Con la modestia e la riservatezza di un ragazzo che per la prima volta scrive ad un sito di informazione, qualche mese fa Fabian Buhl ci aveva contattato per sapere se ci poteva interessare qualche suo boulder risolto. Inutile dire che lo stupore fu più nostro e la persona ci piacque fin da subito perchè più che un atleta di punta del boulder mondiale sembrava un ragazzo qualsiasi che ogni tanto sale qualche sasso. Siamo stati quindi ben felici di pubblicare le sue news ed ancora di più quando abbiamo visto che dopo vari 8b+ e oltre di blocco, ha spaziato per il trad e le multipitch, realizzando un progetto importante come Silbergeier. Conoscere meglio Fabi quindi era un dovere.
Iniziamo naturalmente da Silbergeier: ho letto sul tuo blog che è stato un primo passo importante per diventare un “allrounnd climber”, cosa intendi?

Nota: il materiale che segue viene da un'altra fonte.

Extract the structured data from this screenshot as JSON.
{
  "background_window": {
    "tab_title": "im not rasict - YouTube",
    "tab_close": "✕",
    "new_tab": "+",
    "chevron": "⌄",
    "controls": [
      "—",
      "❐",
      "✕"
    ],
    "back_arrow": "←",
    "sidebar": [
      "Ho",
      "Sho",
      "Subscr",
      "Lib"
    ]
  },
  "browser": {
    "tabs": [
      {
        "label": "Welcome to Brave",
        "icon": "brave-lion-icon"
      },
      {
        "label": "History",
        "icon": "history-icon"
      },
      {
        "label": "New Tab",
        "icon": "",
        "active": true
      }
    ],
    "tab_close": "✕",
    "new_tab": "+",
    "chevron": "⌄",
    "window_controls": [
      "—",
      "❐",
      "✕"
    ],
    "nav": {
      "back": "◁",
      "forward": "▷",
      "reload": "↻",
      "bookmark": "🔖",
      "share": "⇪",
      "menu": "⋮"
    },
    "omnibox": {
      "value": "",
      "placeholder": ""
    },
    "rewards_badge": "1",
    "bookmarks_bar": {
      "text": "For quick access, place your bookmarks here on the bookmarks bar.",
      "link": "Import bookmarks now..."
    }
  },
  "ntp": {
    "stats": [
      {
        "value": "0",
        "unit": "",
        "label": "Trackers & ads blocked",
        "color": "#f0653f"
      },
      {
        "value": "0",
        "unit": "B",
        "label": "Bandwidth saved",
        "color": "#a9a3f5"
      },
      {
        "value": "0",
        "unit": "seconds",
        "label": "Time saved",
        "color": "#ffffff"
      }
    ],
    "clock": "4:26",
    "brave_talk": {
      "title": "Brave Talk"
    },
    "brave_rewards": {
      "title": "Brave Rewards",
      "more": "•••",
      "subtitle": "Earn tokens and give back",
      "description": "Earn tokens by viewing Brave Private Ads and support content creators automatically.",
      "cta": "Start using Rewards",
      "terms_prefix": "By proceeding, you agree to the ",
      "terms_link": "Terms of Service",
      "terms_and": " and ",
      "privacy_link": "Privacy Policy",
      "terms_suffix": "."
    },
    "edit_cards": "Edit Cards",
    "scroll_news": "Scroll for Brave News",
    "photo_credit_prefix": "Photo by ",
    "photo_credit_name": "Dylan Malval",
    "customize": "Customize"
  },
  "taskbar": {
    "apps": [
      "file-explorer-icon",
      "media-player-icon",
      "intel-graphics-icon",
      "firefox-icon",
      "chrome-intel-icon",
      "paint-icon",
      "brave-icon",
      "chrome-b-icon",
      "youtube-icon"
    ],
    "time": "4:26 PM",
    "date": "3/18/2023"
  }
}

Sono cresciuto attorniato dalle montagne ed è l’ambiente che amo di più. Dopo la seconda frattura alla caviglia, non potevo più cadere sui crash e allora ho cercato nuove alternative. Prima ho fatto un po’ di trad e dopo mi sono dedicato in estate alle multipitch. E’ sempre bello mischiare stili differenti così non rischi mai di annoiarti. Sono molto felice che tutto sia andato per il meglio; a gennaio non avrei mai creduto di poter fare tanto…

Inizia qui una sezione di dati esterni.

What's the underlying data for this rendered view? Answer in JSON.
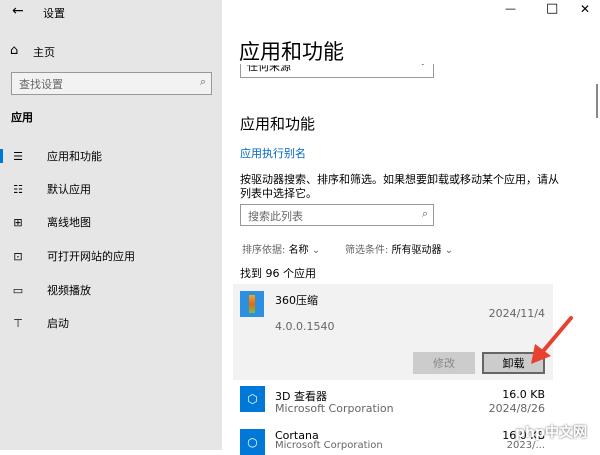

Hai iniziato con il boulder giusto? Poi sei passato all’arrampicata sportiva, al trad e ora alle multipitch: cosa ti ha fatto cambiare interesse?

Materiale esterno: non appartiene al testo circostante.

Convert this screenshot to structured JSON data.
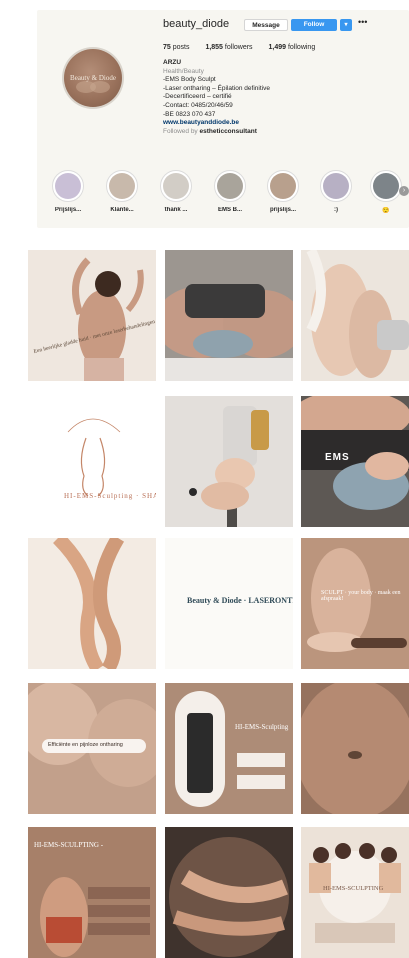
{
  "profile": {
    "username": "beauty_diode",
    "avatar_text": "Beauty & Diode",
    "message_label": "Message",
    "follow_label": "Follow",
    "dropdown_icon": "chevron-down-icon",
    "more_icon": "more-horizontal-icon",
    "posts_count": "75",
    "posts_label": "posts",
    "followers_count": "1,855",
    "followers_label": "followers",
    "following_count": "1,499",
    "following_label": "following",
    "bio_name": "ARZU",
    "bio_category": "Health/Beauty",
    "bio_lines": [
      "-EMS Body Sculpt",
      "-Laser ontharing – Épilation definitive",
      "-Decertificeerd – certifié",
      "-Contact: 0485/20/46/59",
      "-BE 0823 070 437"
    ],
    "website": "www.beautyanddiode.be",
    "followed_by_prefix": "Followed by",
    "followed_by_user": "estheticconsultant"
  },
  "highlights": [
    {
      "label": "Prijslijs...",
      "color": "#c9bfd6"
    },
    {
      "label": "Klante...",
      "color": "#c8b9ab"
    },
    {
      "label": "thank ...",
      "color": "#d2cdc6"
    },
    {
      "label": "EMS B...",
      "color": "#a9a49b"
    },
    {
      "label": "prijslijs...",
      "color": "#b8a08d"
    },
    {
      "label": ":)",
      "color": "#b7b0c4"
    },
    {
      "label": "😌",
      "color": "#7d8489"
    }
  ],
  "highlight_arrow_icon": "chevron-right-icon",
  "posts": [
    {
      "name": "post-back-treatment",
      "bg": "#efe7df",
      "text": "Een heerlijke gladde huid · met onze laserbehandelingen",
      "text_color": "#5a4636"
    },
    {
      "name": "post-ems-belt",
      "bg": "#8c8680",
      "text": "",
      "text_color": "#ffffff"
    },
    {
      "name": "post-legs-cream",
      "bg": "#e8ddd3",
      "text": "",
      "text_color": "#ffffff"
    },
    {
      "name": "post-shaping-logo",
      "bg": "#ffffff",
      "text": "HI-EMS-Sculpting · SHAPING",
      "text_color": "#b86f55"
    },
    {
      "name": "post-laser-handpiece",
      "bg": "#d8d3cf",
      "text": "",
      "text_color": "#ffffff"
    },
    {
      "name": "post-ems-device",
      "bg": "#6f6660",
      "text": "EMS",
      "text_color": "#ffffff"
    },
    {
      "name": "post-crossed-legs",
      "bg": "#efe3d7",
      "text": "",
      "text_color": "#ffffff"
    },
    {
      "name": "post-brand-logo",
      "bg": "#fbfaf7",
      "text": "Beauty & Diode · LASERONTHARING",
      "text_color": "#2f4a57"
    },
    {
      "name": "post-sculpt",
      "bg": "#b58f77",
      "text": "SCULPT · your body · maak een afspraak!",
      "text_color": "#ffffff"
    },
    {
      "name": "post-efficient-hair-removal",
      "bg": "#ad8873",
      "text": "Efficiënte en pijnloze ontharing",
      "text_color": "#3a2c25"
    },
    {
      "name": "post-hi-ems-machine",
      "bg": "#a98873",
      "text": "HI-EMS-Sculpting",
      "text_color": "#ffffff"
    },
    {
      "name": "post-belly",
      "bg": "#8c6d5c",
      "text": "",
      "text_color": "#ffffff"
    },
    {
      "name": "post-hi-ems-banner",
      "bg": "#a57e68",
      "text": "HI-EMS-SCULPTING -",
      "text_color": "#ffffff"
    },
    {
      "name": "post-legs-round",
      "bg": "#4b3d35",
      "text": "",
      "text_color": "#ffffff"
    },
    {
      "name": "post-hi-ems-group",
      "bg": "#e9ddd1",
      "text": "HI-EMS-SCULPTING",
      "text_color": "#7a5a4a"
    }
  ]
}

Ho iniziato con l’arrampicata sportiva veramente ma dopo una visita in Ticino mi sono dedicato al bouldering e ogni fine settimana libero andavo in Svizzera in cerca di blocchi. Per un po’ mi sono dedicato solo a questo. Questo inverno ho provato il trad su Prinzip Hoffnung che è la via più dura che abbiamo fatto e la più lunga da tre anni a questa parte. All’inizio non sapevo se la mia testa poteva sopportare quelle protezioni e quella distanza tra esse ma in qualche maniera questo mi stimolava ed è stato allora che ho iniziato a pensare alle multipitch.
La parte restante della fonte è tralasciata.